I don't know about you but I realized something. I don't want to be idolized as "sexy". I don't want to be idolized as the embodiment of sex. No! That totally ruins everything I want in a relationship. I don't want my husband to just think I'm sexy, I want him to think I'm beautiful, and strong and PURE. But most of all, I don't want to make him lust after me...

All this talking about girls who make men lust after them, and then the argument that men should be able to handle themselves in the Christian community has kind of been a topic I've heard for a long time. But I think that what we forget is that yes, we as women can dress nice, maybe with some curve hugging clothing, but we should think about what we're wearing. Is this clothing going to attract a lot of male attention, and do I really want all of that attention? I've decided...

No I don't.

Also, the way we talk can be just as harmful to ourselves and our brothers in Christ. I often grew up with guy friends and threw in the innuendo and let my mind fall into the gutter... I've said things that were that sort of sexual/fun flirting that's still kind of goofy. I thought it was innocent and just in fun, but now with my significant other especially, I'm realizing that I'm leading him to lust, which then in turn leads me to lust. Not healthy and not fair to either one of us.

I'm tired of longing to look like that girl or that model or that actress because I think it will make me feel more "desirable". I'm tired of trying to dress so I'll get compliments from boys when I'm in a relationship and his opinion of me is the only one I actually care about. I'm done... finished!

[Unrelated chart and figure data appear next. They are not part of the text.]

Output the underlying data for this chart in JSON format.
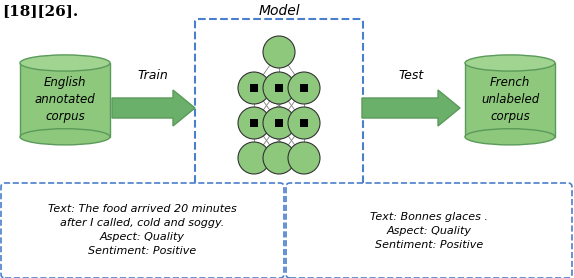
{
  "bg_color": "#ffffff",
  "title_text": "[18][26].",
  "cylinder_color": "#8dc87d",
  "cylinder_edge": "#5a9a5a",
  "cylinder_top_color": "#a0d490",
  "arrow_color": "#6ab06a",
  "arrow_edge": "#4a8a4a",
  "node_color": "#8dc87d",
  "node_edge": "#333333",
  "dashed_box_color": "#4a7fcc",
  "left_corpus_label": "English\nannotated\ncorpus",
  "right_corpus_label": "French\nunlabeled\ncorpus",
  "train_label": "Train",
  "test_label": "Test",
  "model_label": "Model",
  "left_box_text": "Text: The food arrived 20 minutes\nafter I called, cold and soggy.\nAspect: Quality\nSentiment: Positive",
  "right_box_text": "Text: Bonnes glaces .\nAspect: Quality\nSentiment: Positive",
  "figw": 5.74,
  "figh": 2.78,
  "dpi": 100
}
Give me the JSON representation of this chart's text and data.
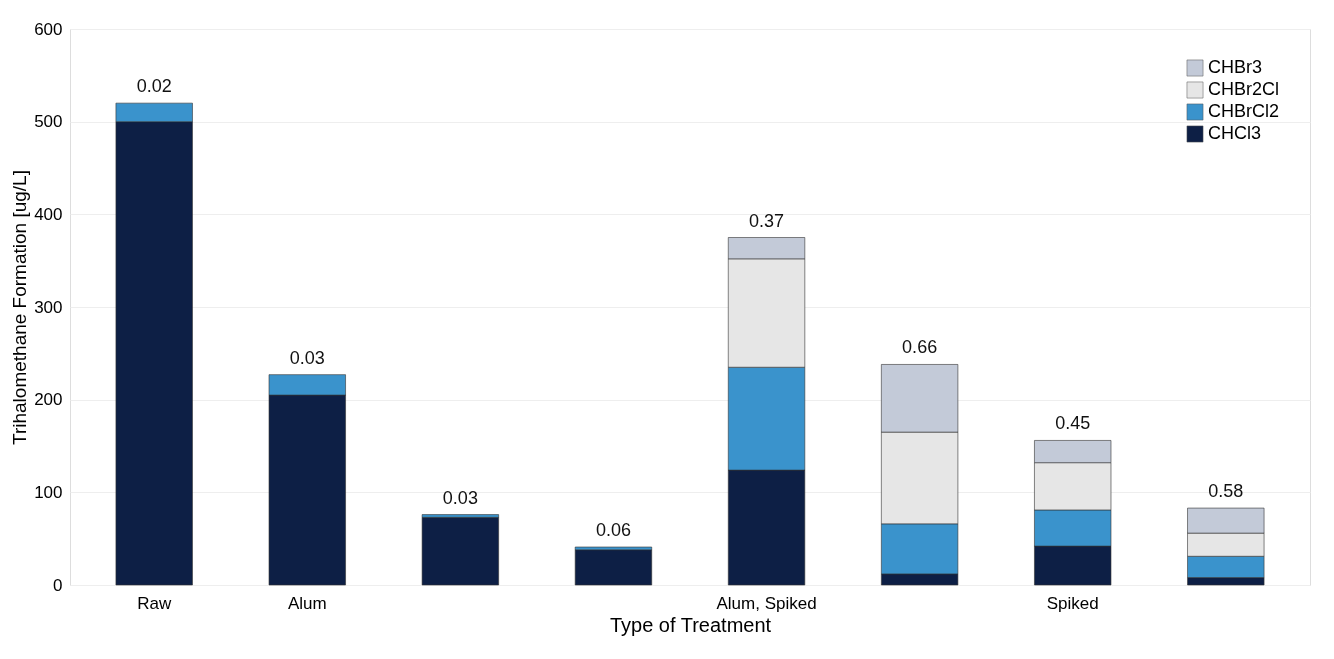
{
  "chart_data": {
    "type": "bar",
    "stacked": true,
    "xlabel": "Type of Treatment",
    "ylabel": "Trihalomethane Formation [ug/L]",
    "categories": [
      "Raw",
      "Alum",
      null,
      null,
      "Alum, Spiked",
      null,
      "Spiked",
      null
    ],
    "series": [
      {
        "name": "CHCl3",
        "color": "#0d1f45",
        "values": [
          500,
          205,
          73,
          38,
          124,
          12,
          42,
          8
        ]
      },
      {
        "name": "CHBrCl2",
        "color": "#3a93cc",
        "values": [
          20,
          22,
          3,
          3,
          111,
          54,
          39,
          23
        ]
      },
      {
        "name": "CHBr2Cl",
        "color": "#e6e6e6",
        "values": [
          null,
          null,
          null,
          null,
          117,
          99,
          51,
          25
        ]
      },
      {
        "name": "CHBr3",
        "color": "#c3cad8",
        "values": [
          null,
          null,
          null,
          null,
          23,
          73,
          24,
          27
        ]
      }
    ],
    "annotations": [
      {
        "text": "0.02",
        "x": "Raw",
        "y": 520
      },
      {
        "text": "0.03",
        "x": "Alum",
        "y": 227
      },
      {
        "text": "0.03",
        "y": 76
      },
      {
        "text": "0.06",
        "y": 41
      },
      {
        "text": "0.37",
        "x": "Alum, Spiked",
        "y": 375
      },
      {
        "text": "0.66",
        "y": 238
      },
      {
        "text": "0.45",
        "x": "Spiked",
        "y": 156
      },
      {
        "text": "0.58",
        "y": 83
      }
    ],
    "ylim": [
      0,
      600
    ],
    "yticks": [
      0,
      100,
      200,
      300,
      400,
      500,
      600
    ],
    "grid": "y",
    "legend": "top right"
  }
}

Right here, right now, I'm taking a stand (with one of my friends)... I'm fasting from lust, and the things that could tempt me to lust...

Here's the list...

1. No movies with anything sexual. Including men taking their shirts off, women in provocative clothing, making out... nothing like that... nothing in which sex and "sexualness" is idolized.
2. Same goes for TV, we're going to cut back on TV and Internet in general but no crime shows, no L.A. Ink, nothing like that. We are sticking to Disney Channel and cartoons and food network and travel channel and remodeling/decorating/home and garden shows... this is gonna be a tough one... oh and the oddball show like Merlin... we can watch Merlin.
3. No music videos, no MTV (unless they are Christian).
4. No music unless it is Christian, including secular music from a Christian band.
5. No jokes about sex, no sexual innuendos...
6. We are going to consciously think about make-up/clothing/ hair and think about if we are dressing this way to get attention from the male species, and try to re-define how our brains work... which is gonna be... well... REALLY difficult haha
This is my stand to break from the mold of lust and sex... bring it on! I've got God on my side.